The Port of Nagoya Public Aquarium was one of my biggest shocks when I visited Nagoya. It doesn't have the fame that it clearly deserves. What I found was a very high-class aquarium that had a wide variety of ocean life displayed in very comfortable, beautiful facilities. The half-hour that I had to wait to enter (on a crowded national holiday) was well worth it.
The facilities span across two buildings, each with a different theme.
The North Building is home to some of the more notable animals, which at the time of this visit included four killer whales (orcas), along with numerous dolphins and white whales (Belugas). A lot of thought went into creating the aquarium facilities. For instance, one of my favorite areas was a big, carpeted room with stadium-like seating where you can sit and relax to watch the animals swimming, rather than having to stand and fight through a crowd.
Outside the North Building was the most popular attraction: the dolphin show. The show takes place in an enormous pool - one of the largest outdoor pools in the world, in fact. Sixty meters high, 30m wide, and up to 12m deep, the enormous tank is flanked by stands big enough to hold 3,000 fans, along with large video screens zooming in on the action. And the show itself? Having been to plenty of aquariums in the past, each with their own dolphin show, I admit to expecting some "same old-same old." Yet the show was much more entertaining that I anticipated, as the animals and trainers had me laughing and cheering with a very well orchestrated show that very much felt like "animals playing" rather than "animals being trained to follow orders."

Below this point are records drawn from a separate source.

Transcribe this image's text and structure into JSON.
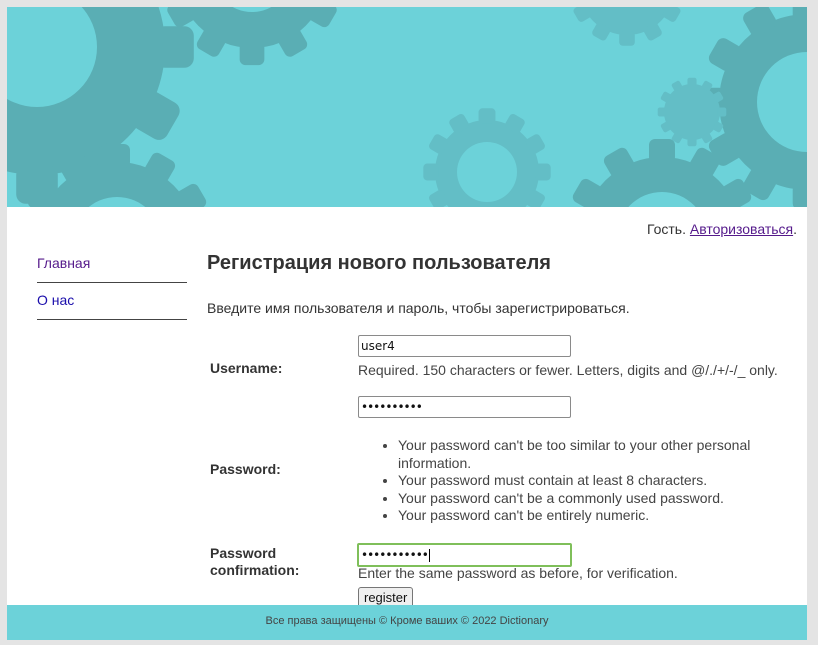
{
  "header": {
    "guest_text": "Гость.",
    "login_link": "Авторизоваться",
    "period": "."
  },
  "sidebar": {
    "items": [
      {
        "label": "Главная"
      },
      {
        "label": "О нас"
      }
    ]
  },
  "main": {
    "title": "Регистрация нового пользователя",
    "intro": "Введите имя пользователя и пароль, чтобы зарегистрироваться.",
    "username": {
      "label": "Username:",
      "value": "user4",
      "help": "Required. 150 characters or fewer. Letters, digits and @/./+/-/_ only."
    },
    "password": {
      "label": "Password:",
      "value": "••••••••••",
      "rules": [
        "Your password can't be too similar to your other personal information.",
        "Your password must contain at least 8 characters.",
        "Your password can't be a commonly used password.",
        "Your password can't be entirely numeric."
      ]
    },
    "password_confirmation": {
      "label": "Password confirmation:",
      "value": "•••••••••••",
      "help": "Enter the same password as before, for verification."
    },
    "submit_label": "register"
  },
  "footer": {
    "text": "Все права защищены © Кроме ваших © 2022 Dictionary"
  },
  "colors": {
    "banner": "#6cd2d9",
    "gear_dark": "#5aaeb4",
    "gear_mid": "#63bec6",
    "visited_link": "#551a8b",
    "focus_ring": "#7fbf5a"
  }
}
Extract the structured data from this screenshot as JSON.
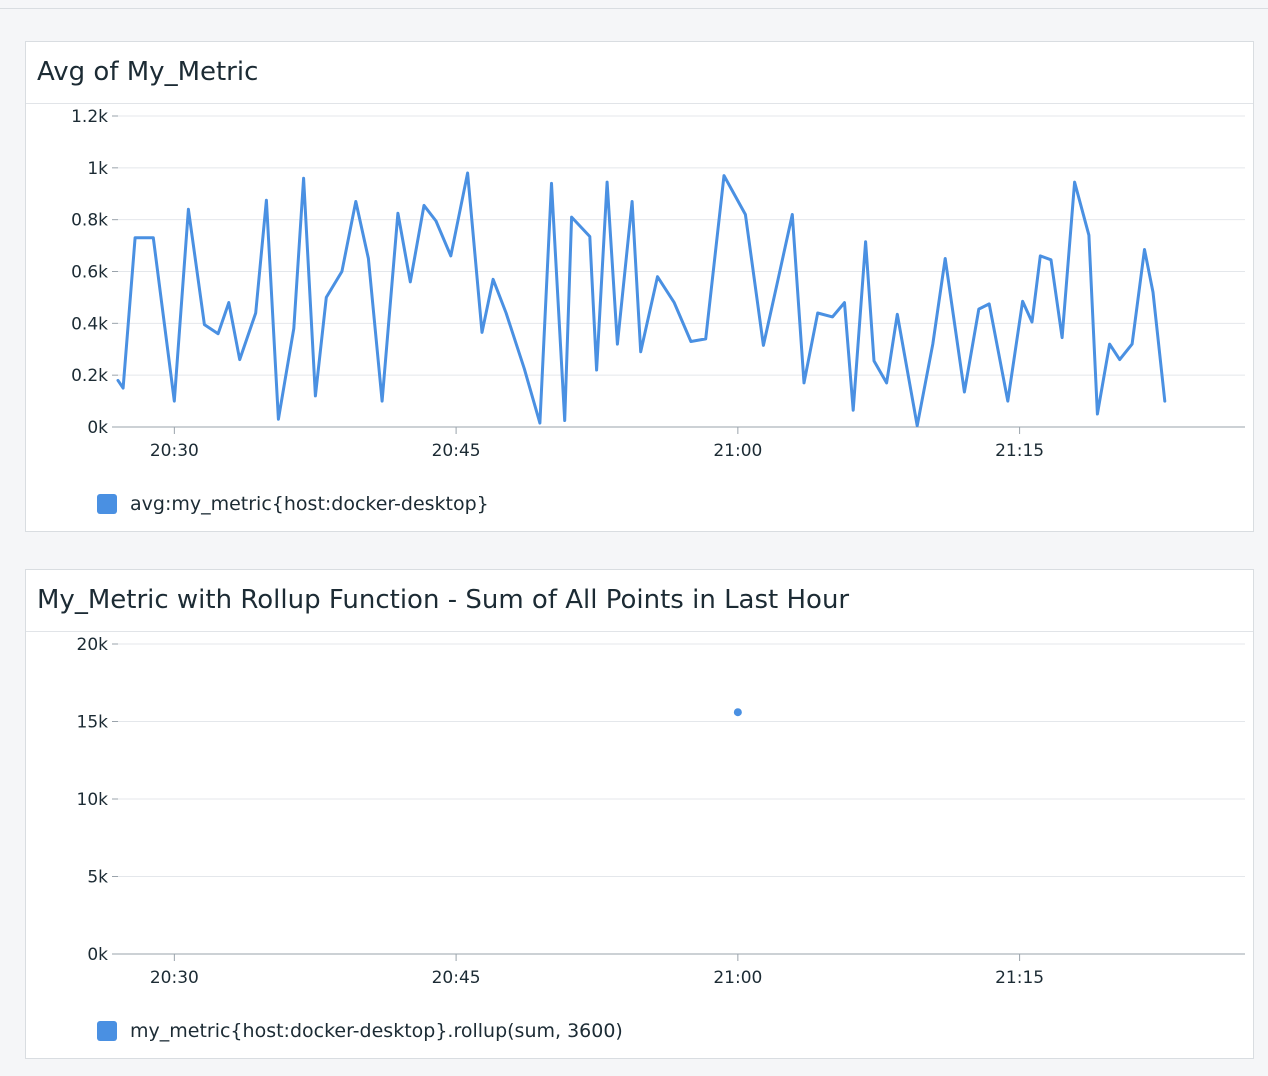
{
  "panels": [
    {
      "title": "Avg of My_Metric",
      "legend": "avg:my_metric{host:docker-desktop}",
      "color": "#4a90e2"
    },
    {
      "title": "My_Metric with Rollup Function - Sum of All Points in Last Hour",
      "legend": "my_metric{host:docker-desktop}.rollup(sum, 3600)",
      "color": "#4a90e2"
    }
  ],
  "chart_data": [
    {
      "type": "line",
      "title": "Avg of My_Metric",
      "xlabel": "",
      "ylabel": "",
      "x_ticks": [
        "20:30",
        "20:45",
        "21:00",
        "21:15"
      ],
      "x_tick_minutes": [
        30,
        45,
        60,
        75
      ],
      "xlim_minutes": [
        27,
        87
      ],
      "y_ticks": [
        "0k",
        "0.2k",
        "0.4k",
        "0.6k",
        "0.8k",
        "1k",
        "1.2k"
      ],
      "y_tick_values": [
        0,
        200,
        400,
        600,
        800,
        1000,
        1200
      ],
      "ylim": [
        0,
        1200
      ],
      "grid": true,
      "legend_position": "bottom-left",
      "series": [
        {
          "name": "avg:my_metric{host:docker-desktop}",
          "color": "#4a90e2",
          "x_minutes": [
            27.0,
            27.27,
            27.91,
            28.88,
            30.0,
            30.75,
            31.6,
            32.33,
            32.9,
            33.48,
            34.33,
            34.9,
            35.54,
            36.36,
            36.88,
            37.51,
            38.09,
            38.92,
            39.66,
            40.33,
            41.06,
            41.9,
            42.56,
            43.29,
            43.93,
            44.72,
            45.61,
            46.38,
            46.97,
            47.66,
            48.63,
            49.46,
            50.08,
            50.78,
            51.15,
            52.12,
            52.48,
            53.04,
            53.59,
            54.37,
            54.83,
            55.72,
            56.61,
            57.5,
            58.29,
            59.26,
            60.4,
            61.36,
            62.11,
            62.9,
            63.52,
            64.25,
            65.04,
            65.68,
            66.14,
            66.8,
            67.25,
            67.92,
            68.49,
            69.55,
            70.38,
            71.04,
            72.06,
            72.83,
            73.38,
            74.37,
            75.16,
            75.66,
            76.1,
            76.67,
            77.26,
            77.93,
            78.69,
            79.14,
            79.79,
            80.33,
            80.99,
            81.65,
            82.1,
            82.73,
            83.12,
            83.63,
            84.64,
            85.15
          ],
          "y": [
            180,
            150,
            730,
            730,
            100,
            840,
            395,
            360,
            480,
            260,
            440,
            875,
            30,
            380,
            960,
            120,
            500,
            600,
            870,
            650,
            100,
            825,
            560,
            855,
            795,
            660,
            980,
            365,
            570,
            440,
            225,
            15,
            940,
            25,
            810,
            735,
            220,
            945,
            320,
            870,
            290,
            580,
            480,
            330,
            340,
            970,
            820,
            315,
            560,
            820,
            170,
            440,
            425,
            480,
            65,
            715,
            255,
            170,
            435,
            5,
            320,
            650,
            135,
            455,
            475,
            100,
            485,
            405,
            660,
            645,
            345,
            945,
            740,
            50,
            320,
            260,
            320,
            685,
            520,
            100
          ]
        }
      ]
    },
    {
      "type": "scatter",
      "title": "My_Metric with Rollup Function - Sum of All Points in Last Hour",
      "xlabel": "",
      "ylabel": "",
      "x_ticks": [
        "20:30",
        "20:45",
        "21:00",
        "21:15"
      ],
      "x_tick_minutes": [
        30,
        45,
        60,
        75
      ],
      "xlim_minutes": [
        27,
        87
      ],
      "y_ticks": [
        "0k",
        "5k",
        "10k",
        "15k",
        "20k"
      ],
      "y_tick_values": [
        0,
        5000,
        10000,
        15000,
        20000
      ],
      "ylim": [
        0,
        20000
      ],
      "grid": true,
      "legend_position": "bottom-left",
      "series": [
        {
          "name": "my_metric{host:docker-desktop}.rollup(sum, 3600)",
          "color": "#4a90e2",
          "x_minutes": [
            60
          ],
          "y": [
            15600
          ]
        }
      ]
    }
  ]
}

The South Building had separate "sea zones" that recreated the natural habitat of particular areas around the world. Not only were there plenty of fish in tanks, but there were also above-water habitats, showing entire ecosystems that included enormous sea turtles and penguins. Zones ranged from Australia to the Atlantic to the Antarctic. The deep sea zone with its monstrous sea crabs crawling in near-darkness was particularly interesting. My favorite part of this section was a tank with an unbelievable "fish tornado" - thousands and thousands of fish spiraling together in what is a very unique spawning event.
There was some simplistic signage in English, and an audio guide for the extra inquisitive, but I had a fun time even without it.
The Nagoya Port Aquarium is open from 9:30-5pm (in winter) and 9:30-5:30pm (in summer), with entrance being allowed up until one hour before closing. There are also re-entry stamps for those who want to leave and return. Tickets cost 2,000 yen for the aquarium on its own, and 2,400 yen for a set ticket including entrance to some of the other nearby attractions. The aquarium is closed on Mondays.